I was seriously considering saving this one for Bastille Day, as by some strange coincidence, I’ve round up with 75-percent French speakers here (and for all I know, the fourth, a midwesterner may also be proficient in the language). Aside from that, it’s a pretty diverse array of titles this time out, including a entropic bike ride, a punk rock bildungsroman, camera-carrying chroniclers of seedy underbellies and a neutered gubernatorial candidate. Enjoy!
Susceptible, by Genevieve Castree. Drawn & Quarterly
“As I get older, I meet other children who have a missing father who lives in British Columbia. It’s like a mythical kingdom where dads go to disappear.” Genevieve Castree’s got a knack for knocking you flat on your ass every so often, channeling the sort of profundity that comes with the innocence of youth. It’s the story of a young woman grappling to define what shaped her — a hard mystery to unravel, really, in a youth shaped by the influences of adult children too hung up on their own neuroses to help a young mind from developing its own.

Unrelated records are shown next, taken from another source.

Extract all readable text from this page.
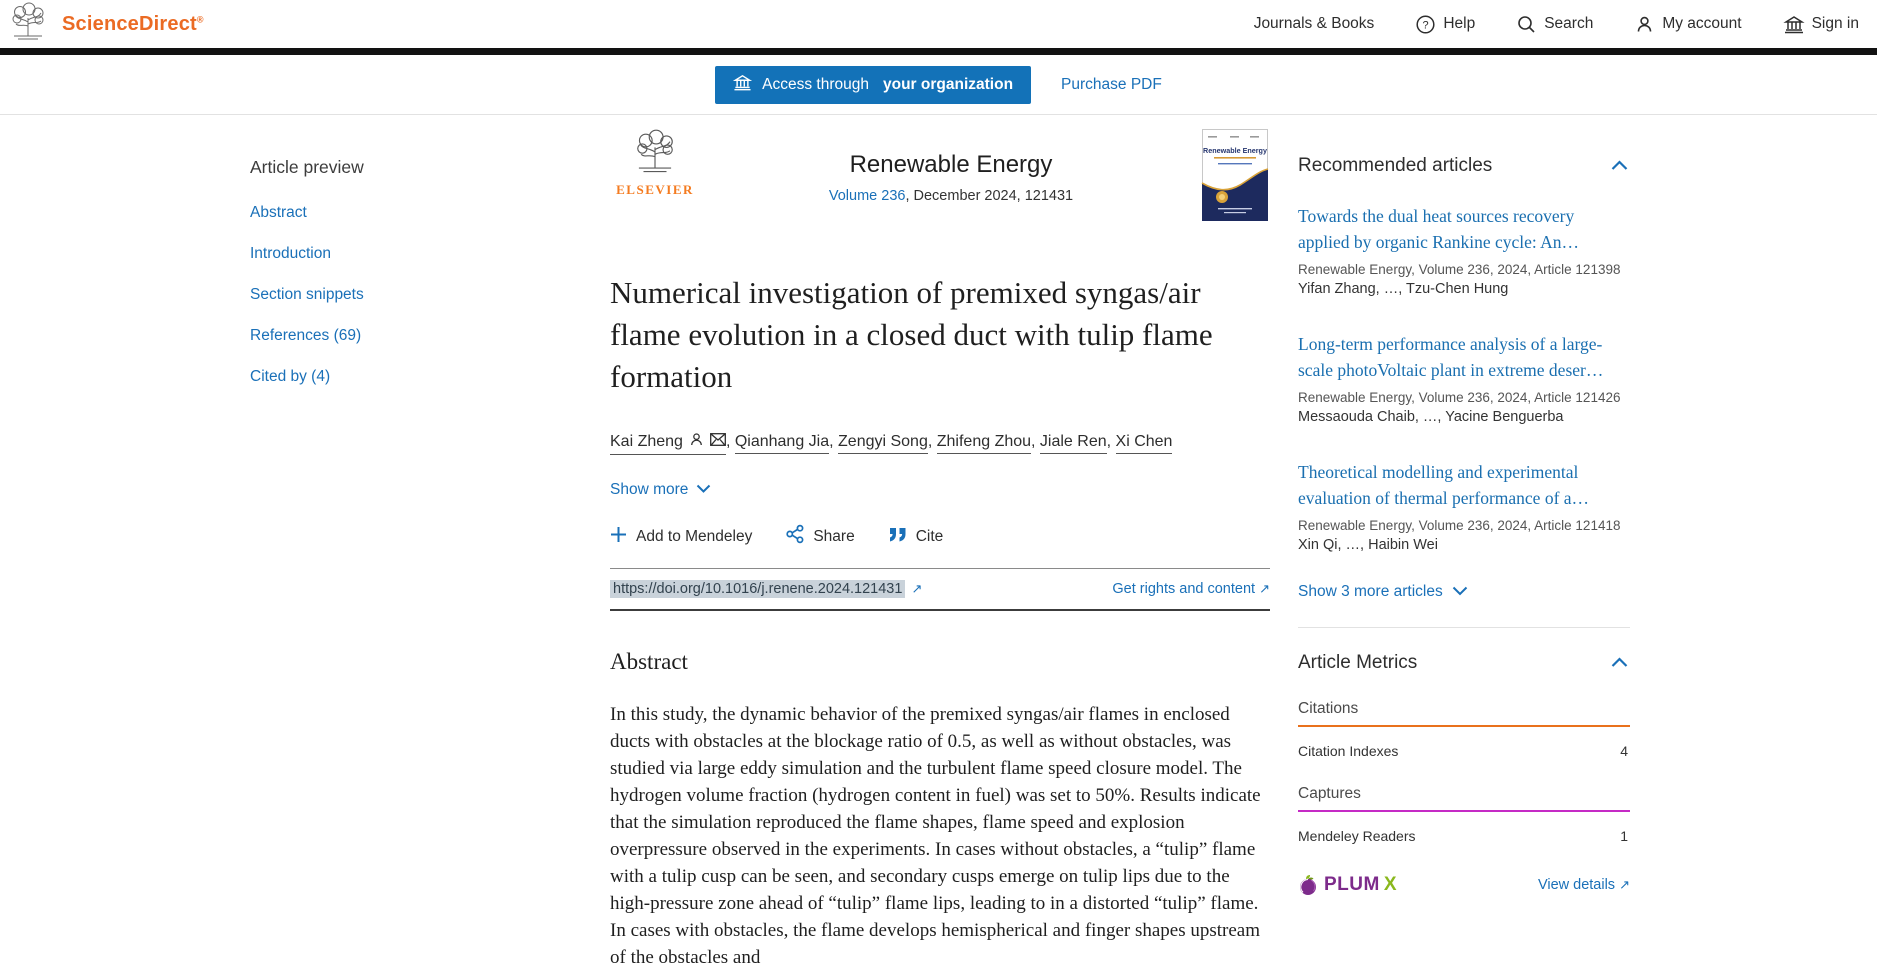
ScienceDirect®	Journals & Books	? Help	Search	My account	Sign in
Access through your organization	Purchase PDF
Article preview
Abstract
Introduction
Section snippets
References (69)
Cited by (4)
ELSEVIER
Renewable Energy
Volume 236, December 2024, 121431
Renewable Energy
Numerical investigation of premixed syngas/air flame evolution in a closed duct with tulip flame formation
Kai Zheng	, Qianhang Jia , Zengyi Song , Zhifeng Zhou , Jiale Ren , Xi Chen
Show more
Add to Mendeley	Share	Cite
https://doi.org/10.1016/j.renene.2024.121431 ↗	Get rights and content ↗
Abstract

In this study, the dynamic behavior of the premixed syngas/air flames in enclosed ducts with obstacles at the blockage ratio of 0.5, as well as without obstacles, was studied via large eddy simulation and the turbulent flame speed closure model. The hydrogen volume fraction (hydrogen content in fuel) was set to 50%. Results indicate that the simulation reproduced the flame shapes, flame speed and explosion overpressure observed in the experiments. In cases without obstacles, a “tulip” flame with a tulip cusp can be seen, and secondary cusps emerge on tulip lips due to the high-pressure zone ahead of “tulip” flame lips, leading to in a distorted “tulip” flame. In cases with obstacles, the flame develops hemispherical and finger shapes upstream of the obstacles and

Recommended articles
Towards the dual heat sources recovery applied by organic Rankine cycle: An…
Renewable Energy, Volume 236, 2024, Article 121398
Yifan Zhang, …, Tzu-Chen Hung
Long-term performance analysis of a large-scale photoVoltaic plant in extreme deser…
Renewable Energy, Volume 236, 2024, Article 121426
Messaouda Chaib, …, Yacine Benguerba
Theoretical modelling and experimental evaluation of thermal performance of a…
Renewable Energy, Volume 236, 2024, Article 121418
Xin Qi, …, Haibin Wei
Show 3 more articles
Article Metrics
Citations
Citation Indexes	4
Captures
Mendeley Readers	1
PLUM X	View details ↗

There’s an intimacy, too, to Castree’s art — flat with distinctively handwritten dialog, owing a lot, it seems to fellow Québécois cartoonist Julie Doucet and the zine culture from which she sprang. But for all the reality, the artist isn’t afraid to dive into the metaphorical, when it comes time to drive a point home, particularly in those moments that chronicle her initially hesitant, but her initially hesitant embrace of drug culture and punk rock — less tools of rebellion than means of escape.
But there’s something of a happy ending in here in the knowledge that if we can’t erase the damage done, as least some of us will be lucky enough to outgrow it.
Bicycle, by Ugo Gattoni. No Brow Press
The decision between hanging it on the wall or filing on the bookshelf is generally put to rest rather quickly by the binding. No Brow Press hasn’t made things easy here with Bicycle, printed as a leporello foldout couched inside a book jacket. The foldout is “nearly two meters in length,” which, through the miracle of two-sided printing, puts at around four meters of highly detailed chaos, a bicycle race through vaguely distopian cartoon streets apparently inspired by the 2012 London Olympics.
There’s plenty here to keep you busy for a few days, until you finally come to a decision on how precisely to present the thing, filled with some rather blue shenanigans, Escher-esque physics and, I suspect, inside jokes that I will never be able to unravel. I’m also not entirely sure who won the race, but judging from the state of the cityscape, the contestants and spectators clearly have more important things to worry about.
Barrel of Monkeys, by Florent Rupert and Jerome Mulot. Rebus Books
There’s a Dash Shaw quote on the rear that perfectly sums up the feeling here. The cartoonist, hardly proficient in French, describes the experience of reading the book without and without comprehension of the dialogue. The images, while oft graphic, don’t really give one an idea precisely how twisted its contents are — nor, more importantly, do they reveal just how funny the book’s sketchy drawings and phenakistoscope storytelling can be.
Nowhere is that juxtaposition better pronounced than in the narration of a trip to the zoo by the two cameramen leads. And while I’d long ago assumed I was finished feeling bad for laughing, having such sensibilities dulled by the likes of Johnny Ryan and Ivan Brunetti, Ruppert and Mulot have, for better or worse, reawakened some of those doubts. But hey, we were all bound to find out what terrible people we are sooner or latter right? At least we’ve got the occasion to laugh about it.
Ablatio Penis, by Will Dinski. 2D Cloud
I admit, I picked this one off the shelf at Forbidden Planet due to the intrigue of an unmarked, brightly-colored comic. A fan of past Dinski minis, I didn’t bother going so far as attempting to figure out what the thing is called — something the cartoonist doesn’t exactly broadcast even inside the book. Sitting down to write this, having just finished the thing, I’ve gone back and forth on whether or not to reveal the name here — no some much due to the raciness of severed genitals as the fact that there was an extra level of enjoyment in reading with such casual ignorance.
I apologize for spoiling some of the surprise. It’s a necessary evil. I want you to pick up this book, and having a name to awkwardly mutter to the proprietary of your local comic bookery should help in that pursuit. Ablatio Penis is a rare look at the American political system that never comes across an attempt at a teaching moment. There are truths to be found in here about the flaws of our electoral system — underhanded acts and making the public personal, but the book never preaches against them with any particular, just delivers matter of factly the sort of fallout that has become as much a part of the system as the laws drawn up to define it.